Делать можно много. В России могли бы разрешить детям — инвалидам остаться с семьей и частично этому могла бы посодействовать доступность информации о разных видах инвалидности и правах ребенка. Государство могло бы предоставить необходимый уход за здоровьем, обеспечить транспорт, образование, чтобы дать детям возможность полноценно жить дома.

Власти должны обеспечить и возможность родственникам и другим лицам, вовлеченным в заботу о детях в государственных учерждениях свободно посещать их. Нужно сделать так, чтобы эти визиты не вызывали последующего наказания. Это необходимо для того, чтобы покончить с высокой степенью привыкания к жизни в учреждении.

В свою очередь российские международные и локальные фонды поддержки сирот должны взаимодействовать с организациями, чья цель — помочь детям покинуть приюты и жить со своими родными или в приемных семьях.

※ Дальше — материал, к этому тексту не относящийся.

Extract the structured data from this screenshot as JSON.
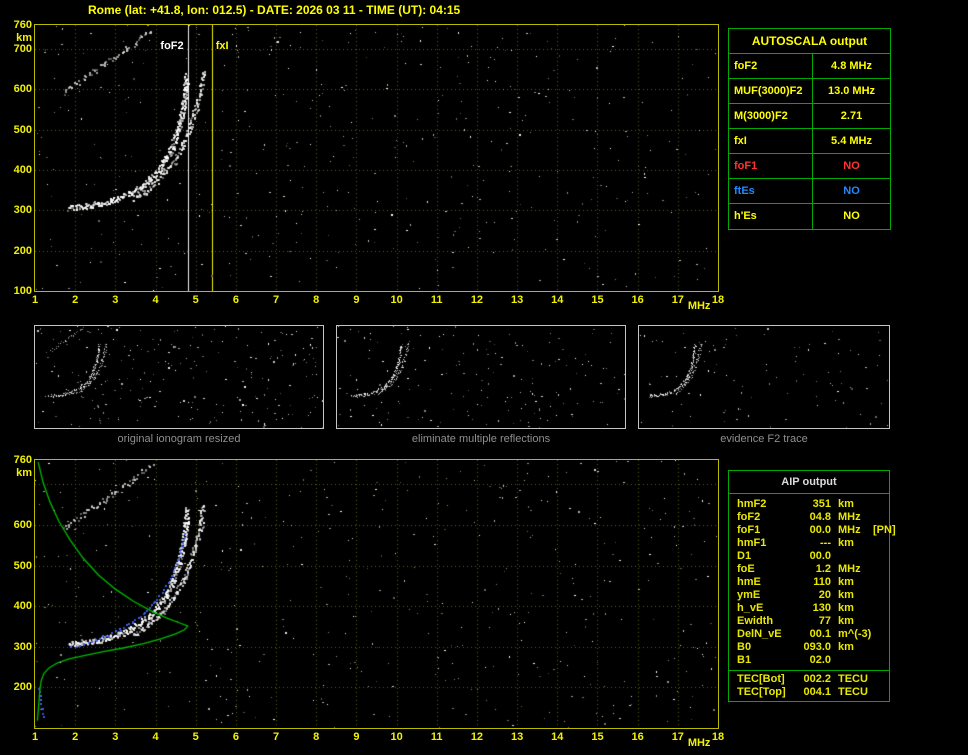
{
  "header": {
    "title": "Rome (lat: +41.8, lon: 012.5) - DATE: 2026 03 11 - TIME (UT): 04:15",
    "color": "#ffff00"
  },
  "autoscala": {
    "title": "AUTOSCALA output",
    "rows": [
      {
        "label": "foF2",
        "value": "4.8 MHz",
        "color": "#ffff00"
      },
      {
        "label": "MUF(3000)F2",
        "value": "13.0 MHz",
        "color": "#ffff00"
      },
      {
        "label": "M(3000)F2",
        "value": "2.71",
        "color": "#ffff00"
      },
      {
        "label": "fxI",
        "value": "5.4 MHz",
        "color": "#ffff00"
      },
      {
        "label": "foF1",
        "value": "NO",
        "color": "#ff3333"
      },
      {
        "label": "ftEs",
        "value": "NO",
        "color": "#2288ff"
      },
      {
        "label": "h'Es",
        "value": "NO",
        "color": "#ffff00"
      }
    ]
  },
  "aip": {
    "title": "AIP output",
    "rows": [
      {
        "label": "hmF2",
        "value": "351",
        "unit": "km",
        "note": ""
      },
      {
        "label": "foF2",
        "value": "04.8",
        "unit": "MHz",
        "note": ""
      },
      {
        "label": "foF1",
        "value": "00.0",
        "unit": "MHz",
        "note": "[PN]"
      },
      {
        "label": "hmF1",
        "value": "---",
        "unit": "km",
        "note": ""
      },
      {
        "label": "D1",
        "value": "00.0",
        "unit": "",
        "note": ""
      },
      {
        "label": "foE",
        "value": "1.2",
        "unit": "MHz",
        "note": ""
      },
      {
        "label": "hmE",
        "value": "110",
        "unit": "km",
        "note": ""
      },
      {
        "label": "ymE",
        "value": "20",
        "unit": "km",
        "note": ""
      },
      {
        "label": "h_vE",
        "value": "130",
        "unit": "km",
        "note": ""
      },
      {
        "label": "Ewidth",
        "value": "77",
        "unit": "km",
        "note": ""
      },
      {
        "label": "DelN_vE",
        "value": "00.1",
        "unit": "m^(-3)",
        "note": ""
      },
      {
        "label": "B0",
        "value": "093.0",
        "unit": "km",
        "note": ""
      },
      {
        "label": "B1",
        "value": "02.0",
        "unit": "",
        "note": ""
      }
    ],
    "tec_rows": [
      {
        "label": "TEC[Bot]",
        "value": "002.2",
        "unit": "TECU"
      },
      {
        "label": "TEC[Top]",
        "value": "004.1",
        "unit": "TECU"
      }
    ]
  },
  "panels": {
    "captions": [
      "original ionogram resized",
      "eliminate multiple reflections",
      "evidence F2 trace"
    ]
  },
  "colors": {
    "background": "#000000",
    "axis_text": "#f2f200",
    "plot_border": "#b9b900",
    "grid": "#5e5e12",
    "table_border": "#00aa00",
    "trace_white": "#ffffff",
    "profile_green": "#00bb00",
    "restored_blue": "#4466ff",
    "alert_red": "#ff3333",
    "es_blue": "#2288ff",
    "caption_gray": "#8f8f8f"
  },
  "chart_data": [
    {
      "id": "ionogram_top",
      "type": "scatter",
      "title": "ionogram with AUTOSCALA interpretation",
      "xlabel": "MHz",
      "ylabel": "km",
      "xlim": [
        1,
        18
      ],
      "ylim": [
        100,
        760
      ],
      "xticks": [
        1,
        2,
        3,
        4,
        5,
        6,
        7,
        8,
        9,
        10,
        11,
        12,
        13,
        14,
        15,
        16,
        17,
        18
      ],
      "yticks": [
        760,
        700,
        600,
        500,
        400,
        300,
        200,
        100
      ],
      "grid": true,
      "show_axis_labels": true,
      "markers": [
        {
          "name": "foF2",
          "freq": 4.8,
          "label": "foF2",
          "color": "#ffffff",
          "label_side": "left"
        },
        {
          "name": "fxI",
          "freq": 5.4,
          "label": "fxI",
          "color": "#ffff00",
          "label_side": "right"
        }
      ],
      "series": [
        {
          "name": "F2-trace-o",
          "color": "#ffffff",
          "density": 3,
          "size": 2,
          "points": [
            [
              1.85,
              308
            ],
            [
              2.1,
              311
            ],
            [
              2.35,
              314
            ],
            [
              2.6,
              318
            ],
            [
              2.85,
              324
            ],
            [
              3.1,
              332
            ],
            [
              3.35,
              343
            ],
            [
              3.6,
              358
            ],
            [
              3.85,
              378
            ],
            [
              4.05,
              400
            ],
            [
              4.25,
              428
            ],
            [
              4.4,
              458
            ],
            [
              4.52,
              492
            ],
            [
              4.62,
              528
            ],
            [
              4.69,
              565
            ],
            [
              4.74,
              602
            ],
            [
              4.77,
              638
            ]
          ]
        },
        {
          "name": "F2-trace-x",
          "color": "#f0f0f0",
          "density": 2,
          "size": 2,
          "points": [
            [
              3.45,
              330
            ],
            [
              3.7,
              346
            ],
            [
              3.95,
              366
            ],
            [
              4.2,
              392
            ],
            [
              4.45,
              424
            ],
            [
              4.65,
              460
            ],
            [
              4.82,
              498
            ],
            [
              4.95,
              536
            ],
            [
              5.05,
              574
            ],
            [
              5.13,
              612
            ],
            [
              5.19,
              650
            ]
          ]
        },
        {
          "name": "multiple-reflection",
          "color": "#d0d0d0",
          "density": 1,
          "size": 2,
          "points": [
            [
              1.7,
              593
            ],
            [
              1.95,
              610
            ],
            [
              2.2,
              627
            ],
            [
              2.45,
              645
            ],
            [
              2.7,
              662
            ],
            [
              2.95,
              680
            ],
            [
              3.2,
              698
            ],
            [
              3.45,
              716
            ],
            [
              3.7,
              734
            ],
            [
              3.9,
              750
            ]
          ]
        }
      ],
      "noise": {
        "count": 430,
        "seed": 7
      }
    },
    {
      "id": "panel_original",
      "type": "scatter",
      "xlim": [
        1,
        18
      ],
      "ylim": [
        100,
        760
      ],
      "grid": false,
      "series_ref": "ionogram_top",
      "include": [
        "F2-trace-o",
        "F2-trace-x",
        "multiple-reflection"
      ],
      "point_scale": 0.55,
      "noise": {
        "count": 240,
        "seed": 3
      }
    },
    {
      "id": "panel_no_multiples",
      "type": "scatter",
      "xlim": [
        1,
        18
      ],
      "ylim": [
        100,
        760
      ],
      "grid": false,
      "series_ref": "ionogram_top",
      "include": [
        "F2-trace-o",
        "F2-trace-x"
      ],
      "point_scale": 0.55,
      "noise": {
        "count": 170,
        "seed": 4
      }
    },
    {
      "id": "panel_f2_trace",
      "type": "scatter",
      "xlim": [
        1,
        18
      ],
      "ylim": [
        100,
        760
      ],
      "grid": false,
      "series_ref": "ionogram_top",
      "include": [
        "F2-trace-o",
        "F2-trace-x"
      ],
      "point_scale": 0.55,
      "noise": {
        "count": 100,
        "seed": 5
      }
    },
    {
      "id": "ionogram_bottom",
      "type": "scatter",
      "title": "ionogram with restored trace and electron density profile",
      "xlabel": "MHz",
      "ylabel": "km",
      "xlim": [
        1,
        18
      ],
      "ylim": [
        100,
        760
      ],
      "xticks": [
        1,
        2,
        3,
        4,
        5,
        6,
        7,
        8,
        9,
        10,
        11,
        12,
        13,
        14,
        15,
        16,
        17,
        18
      ],
      "yticks": [
        760,
        600,
        500,
        400,
        300,
        200
      ],
      "grid_yticks": [
        700,
        600,
        500,
        400,
        300,
        200
      ],
      "grid": true,
      "show_axis_labels": true,
      "series_ref": "ionogram_top",
      "include": [
        "F2-trace-o",
        "F2-trace-x",
        "multiple-reflection"
      ],
      "series": [
        {
          "name": "restored-trace",
          "draw": "dots",
          "color": "#4466ff",
          "points": [
            [
              1.9,
              300
            ],
            [
              2.2,
              308
            ],
            [
              2.5,
              318
            ],
            [
              2.8,
              330
            ],
            [
              3.1,
              344
            ],
            [
              3.4,
              362
            ],
            [
              3.7,
              384
            ],
            [
              3.95,
              410
            ],
            [
              4.2,
              442
            ],
            [
              4.4,
              478
            ],
            [
              4.55,
              515
            ],
            [
              4.65,
              550
            ],
            [
              4.72,
              582
            ]
          ]
        },
        {
          "name": "restored-E-trace",
          "draw": "dots",
          "color": "#4466ff",
          "points": [
            [
              1.08,
              200
            ],
            [
              1.12,
              172
            ],
            [
              1.16,
              148
            ],
            [
              1.2,
              128
            ]
          ]
        },
        {
          "name": "electron-density-profile",
          "draw": "line",
          "color": "#00bb00",
          "points": [
            [
              1.08,
              755
            ],
            [
              1.2,
              705
            ],
            [
              1.38,
              655
            ],
            [
              1.6,
              608
            ],
            [
              1.88,
              562
            ],
            [
              2.2,
              518
            ],
            [
              2.58,
              477
            ],
            [
              3.0,
              442
            ],
            [
              3.45,
              412
            ],
            [
              3.9,
              388
            ],
            [
              4.3,
              370
            ],
            [
              4.62,
              358
            ],
            [
              4.78,
              352
            ],
            [
              4.8,
              351
            ],
            [
              4.72,
              342
            ],
            [
              4.5,
              332
            ],
            [
              4.15,
              320
            ],
            [
              3.7,
              308
            ],
            [
              3.2,
              297
            ],
            [
              2.7,
              288
            ],
            [
              2.25,
              279
            ],
            [
              1.85,
              270
            ],
            [
              1.55,
              260
            ],
            [
              1.35,
              248
            ],
            [
              1.22,
              234
            ],
            [
              1.15,
              215
            ],
            [
              1.12,
              192
            ],
            [
              1.1,
              168
            ],
            [
              1.08,
              142
            ],
            [
              1.06,
              118
            ]
          ]
        }
      ],
      "noise": {
        "count": 430,
        "seed": 19
      }
    }
  ]
}
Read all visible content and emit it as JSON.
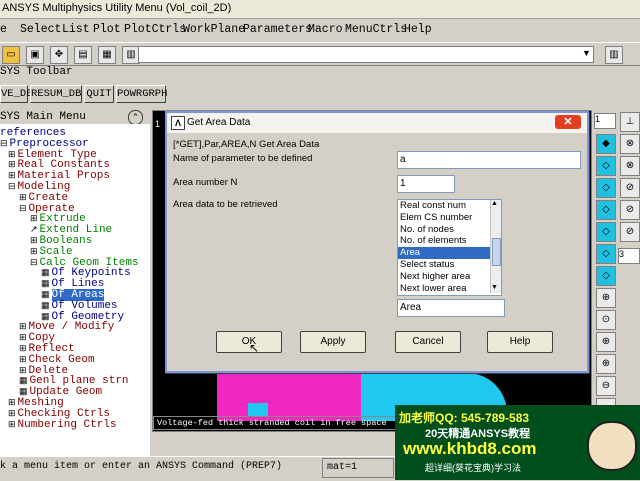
{
  "window": {
    "title": "ANSYS Multiphysics Utility Menu (Vol_coil_2D)"
  },
  "menu": [
    "Select",
    "List",
    "Plot",
    "PlotCtrls",
    "WorkPlane",
    "Parameters",
    "Macro",
    "MenuCtrls",
    "Help"
  ],
  "menu_first_partial": "e",
  "toolbar_title": "SYS Toolbar",
  "toolbar_buttons": [
    "VE_DB",
    "RESUM_DB",
    "QUIT",
    "POWRGRPH"
  ],
  "main_menu_title": "SYS Main Menu",
  "tree": [
    {
      "label": "references",
      "indent": 0,
      "icon": "",
      "color": "#000080"
    },
    {
      "label": "Preprocessor",
      "indent": 0,
      "icon": "minus",
      "color": "#000080"
    },
    {
      "label": "Element Type",
      "indent": 1,
      "icon": "plus",
      "color": "#800000"
    },
    {
      "label": "Real Constants",
      "indent": 1,
      "icon": "plus",
      "color": "#800000"
    },
    {
      "label": "Material Props",
      "indent": 1,
      "icon": "plus",
      "color": "#800000"
    },
    {
      "label": "Modeling",
      "indent": 1,
      "icon": "minus",
      "color": "#800000"
    },
    {
      "label": "Create",
      "indent": 2,
      "icon": "plus",
      "color": "#800000"
    },
    {
      "label": "Operate",
      "indent": 2,
      "icon": "minus",
      "color": "#800000"
    },
    {
      "label": "Extrude",
      "indent": 3,
      "icon": "plus",
      "color": "#008000"
    },
    {
      "label": "Extend Line",
      "indent": 3,
      "icon": "tool",
      "color": "#008000"
    },
    {
      "label": "Booleans",
      "indent": 3,
      "icon": "plus",
      "color": "#008000"
    },
    {
      "label": "Scale",
      "indent": 3,
      "icon": "plus",
      "color": "#008000"
    },
    {
      "label": "Calc Geom Items",
      "indent": 3,
      "icon": "minus",
      "color": "#008000"
    },
    {
      "label": "Of Keypoints",
      "indent": 4,
      "icon": "grid",
      "color": "#000080"
    },
    {
      "label": "Of Lines",
      "indent": 4,
      "icon": "grid",
      "color": "#000080"
    },
    {
      "label": "Of Areas",
      "indent": 4,
      "icon": "grid",
      "color": "#ffffff",
      "selected": true
    },
    {
      "label": "Of Volumes",
      "indent": 4,
      "icon": "grid",
      "color": "#000080"
    },
    {
      "label": "Of Geometry",
      "indent": 4,
      "icon": "grid",
      "color": "#000080"
    },
    {
      "label": "Move / Modify",
      "indent": 2,
      "icon": "plus",
      "color": "#800000"
    },
    {
      "label": "Copy",
      "indent": 2,
      "icon": "plus",
      "color": "#800000"
    },
    {
      "label": "Reflect",
      "indent": 2,
      "icon": "plus",
      "color": "#800000"
    },
    {
      "label": "Check Geom",
      "indent": 2,
      "icon": "plus",
      "color": "#800000"
    },
    {
      "label": "Delete",
      "indent": 2,
      "icon": "plus",
      "color": "#800000"
    },
    {
      "label": "Genl plane strn",
      "indent": 2,
      "icon": "grid",
      "color": "#800000"
    },
    {
      "label": "Update Geom",
      "indent": 2,
      "icon": "grid",
      "color": "#800000"
    },
    {
      "label": "Meshing",
      "indent": 1,
      "icon": "plus",
      "color": "#800000"
    },
    {
      "label": "Checking Ctrls",
      "indent": 1,
      "icon": "plus",
      "color": "#800000"
    },
    {
      "label": "Numbering Ctrls",
      "indent": 1,
      "icon": "plus",
      "color": "#800000"
    }
  ],
  "dialog": {
    "title": "Get Area Data",
    "command": "[*GET],Par,AREA,N   Get Area Data",
    "param_label": "Name of parameter to be defined",
    "param_value": "a",
    "area_label": "Area number N",
    "area_value": "1",
    "data_label": "Area data to be retrieved",
    "list": [
      "Real const num",
      "Elem CS number",
      "No. of nodes",
      "No. of elements",
      "Area",
      "Select status",
      "Next higher area",
      "Next lower area"
    ],
    "selected_index": 4,
    "selected_value": "Area",
    "ok": "OK",
    "apply": "Apply",
    "cancel": "Cancel",
    "help": "Help"
  },
  "graphics": {
    "number": "1",
    "caption": "Voltage-fed thick stranded coil in free space"
  },
  "right_toolbar": {
    "combo1": "1",
    "combo2": "3"
  },
  "status": {
    "prompt": "k a menu item or enter an ANSYS Command (PREP7)",
    "mat": "mat=1"
  },
  "ad": {
    "line1": "加老师QQ: 545-789-583",
    "line2": "20天精通ANSYS教程",
    "line3": "www.khbd8.com",
    "line4": "超详细(葵花宝典)学习法"
  }
}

Каждый день ребенок должен выходить в мир из родного дома и возвращаться туда же. У детей-инвалидов должна быть возможность свободно вливаться в разные социальные группы, ходить в школу, играть в парках и приезжать в гости к родным, так же, как и у всех других детей. Если бы больше семей, как Дашина, обладали знаниями об особенностях детей-инвалидов и необходимой поддержкой для должного их воспитания и развития, тогда существующая порочная система сиротских приютов ушла бы в прошлое, где ей и место.